A slit or narrow opening, especially one for receiving something, as a coin or letter. Also: a position or assignment within a group, sequence, etc.; a position of employment or a job title (e.g., Chief Copy Editor).
In computer programming, a slot is an operation issue and data path machinery surrounding a set of one or more execution units, sometimes called a pipeline. A machine with multiple slots may share some of the same resources, such as cache and memory.
The term is used in very long instruction word (VLIW) computers, where the relationship between the operations in an instruction and the pipeline to execute it are explicit. The VLIW model has the advantage of separating the instruction-processing hardware from the data path. This makes it much easier to optimize the performance of a machine by changing instructions rather than the data path. In dynamically scheduled machines, the concept is similar, although it is not as well defined, and the term is more commonly used to refer to an entire pipeline of instructions, rather than individual operations in the instruction.
On a slot machine, players insert cash or, in “ticket-in, ticket-out” machines, a paper ticket with a barcode, into a slot at the top of the machine, then activate the machine by pressing a lever or button (either physical or on a touchscreen). The reels spin and when the symbols line up on a payline, the player earns credits according to the machine’s payout table. Many slots have a theme, with classic symbols including fruit, bells and stylized lucky sevens.
Slot receivers are normally shorter and stockier than the typical wide receiver, but they must be quick with precise routes and timing. They also need to be able to block, particularly on pitch plays and reverses. Some slot receivers also act as ball carriers on end-arounds and other running plays.
Using central flow management in airports, or in other air-traffic areas, allows aircraft to fly at their optimal speeds. This reduces congestion and the need for fuel burn to keep pace with other traffic. It also allows for longer runways and more efficient flight paths, which reduces delays and reduces the environmental impact of aviation.
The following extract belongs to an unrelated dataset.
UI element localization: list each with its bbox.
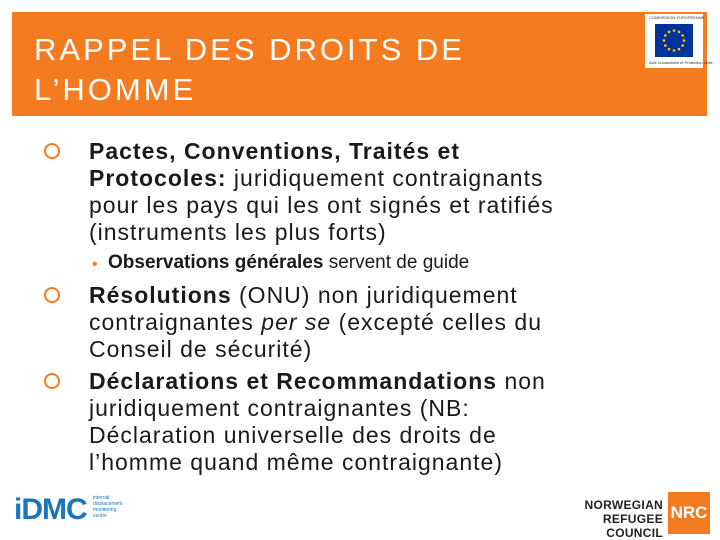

The most valuable wide receivers are versatile, and can do a little bit of everything on offense. Tyler Boyd, Cooper Kupp and CeeDee Lamb are all examples of this type of receiver. They all can run the deep routes, out-route and slant patterns required of the slot receiver, but they also are good at running after the catch, can play some tight coverage and can contribute on special teams.
In order to maximize their effectiveness, slot receivers need to be on the same page as the quarterback. They need to have an advanced understanding of the field, which allows them to anticipate where defenders are going and when. This is why they need to be in the pre-snap motion as often as possible.